We live in a world where public authorities are keen to point out the benefits of their policies, but not the costs. Take the coronavirus lockdown, for instance. Scientific government advisors were eager to point out that they were following the best of the available evidence and that everything they were doing was kosher. And, if your only metric is how many people die directly from COVID-19, then they probably have the right idea. Making sure that people stay in their homes for all but the essentials is probably the way to prevent transmission.
But when it comes to the evidence from the economy, they seem to be turning a blind eye. Now that business has been shut down for months, how many people’s health will suffer as a result of a lack of income in the future? What effect will a recession have on people’s ability to pay for healthcare? What medical breakthroughs now won’t happen because of scientific policymakers’ actions to shut down labs? It doesn’t seem like these issues have been thoroughly thought through.
The idea of walking to work follows a similar argument. The immediate benefits are apparent, such as a healthier body and more energy. But there are costs. Big costs.
Injuries incurred while walking on the street are not uncommon. In fact, per mile traveled, pedestrians are at a much higher risk than regular drivers.
If you read popular media or newspaper articles, though, they will tell you that there are practically no downsides to walking to work. It is something that we should all do for the sake of our bodies and the environment. It makes us feel healthier, less stressed, and more alert. And it could even extend our lives.

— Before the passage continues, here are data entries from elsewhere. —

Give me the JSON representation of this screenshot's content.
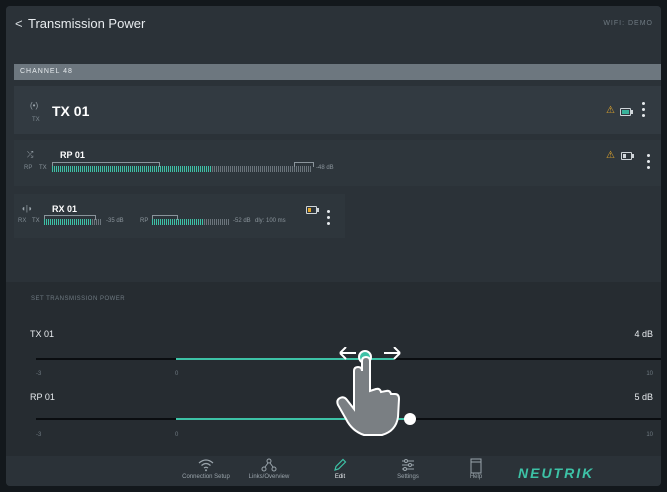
{
  "header": {
    "back": "<",
    "title": "Transmission Power",
    "wifi": "WIFI: DEMO"
  },
  "channel": {
    "label": "CHANNEL 48"
  },
  "tx_card": {
    "icon": "(•)",
    "sub": "TX",
    "name": "TX 01",
    "warn": "⚠",
    "battery": 1.0
  },
  "rp_card": {
    "icon": "⤮",
    "sub": "RP",
    "name": "RP 01",
    "meter_tx_label": "TX",
    "meter_value": "-48 dB",
    "warn": "⚠",
    "battery": 0.3
  },
  "rx_card": {
    "icon": "◖|◗",
    "sub": "RX",
    "name": "RX 01",
    "tx_label": "TX",
    "tx_value": "-35 dB",
    "rp_label": "RP",
    "rp_value": "-52 dB",
    "delay": "dly: 100 ms",
    "battery": 0.3
  },
  "power": {
    "section_title": "SET TRANSMISSION POWER",
    "sliders": [
      {
        "label": "TX 01",
        "value": "4 dB",
        "min": "-3",
        "zero": "0",
        "max": "10"
      },
      {
        "label": "RP 01",
        "value": "5 dB",
        "min": "-3",
        "zero": "0",
        "max": "10"
      }
    ]
  },
  "nav": {
    "items": [
      {
        "label": "Connection Setup",
        "icon": "wifi-icon"
      },
      {
        "label": "Links/Overview",
        "icon": "network-icon"
      },
      {
        "label": "Edit",
        "icon": "pencil-icon"
      },
      {
        "label": "Settings",
        "icon": "sliders-icon"
      },
      {
        "label": "Help",
        "icon": "book-icon"
      }
    ],
    "active": "Edit"
  },
  "brand": {
    "logo": "NEUTRIK",
    "accent": "#3dc2a6"
  }
}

What’s missing, though, from all these analyses is a recognition that nothing in life is free. Walking might bring a host of benefits, but it also delivers seldom-discussed costs. It simply isn’t safe walking miles through busy cities, surrounded by metal objects moving at high speeds. Our bodies are fleshy bags of mostly water. They’re not capable of surviving impacts of that nature without substantial damage.
Policymakers and people pushing walking, therefore, need to adopt a more candid approach. It’s not enough to merely repeat the mantra that “more people should walk to work.” We’re all aware of the benefits. But there are millions of people who live and work in busy cities where the risk of serious injury is high.
The notion that we should cycle is also something that has come up time and again. But once more, this form of commuting involves serious dangers – perhaps even more than walking. When you cycle, you have to frequently get into the stream of traffic and hope for the best. Cars buffet you from all sides. And there’s always a risk that a driver won’t see you.
What we need is a sensible approach to this problem – one where both the benefits and the risks are discussed in the public forum.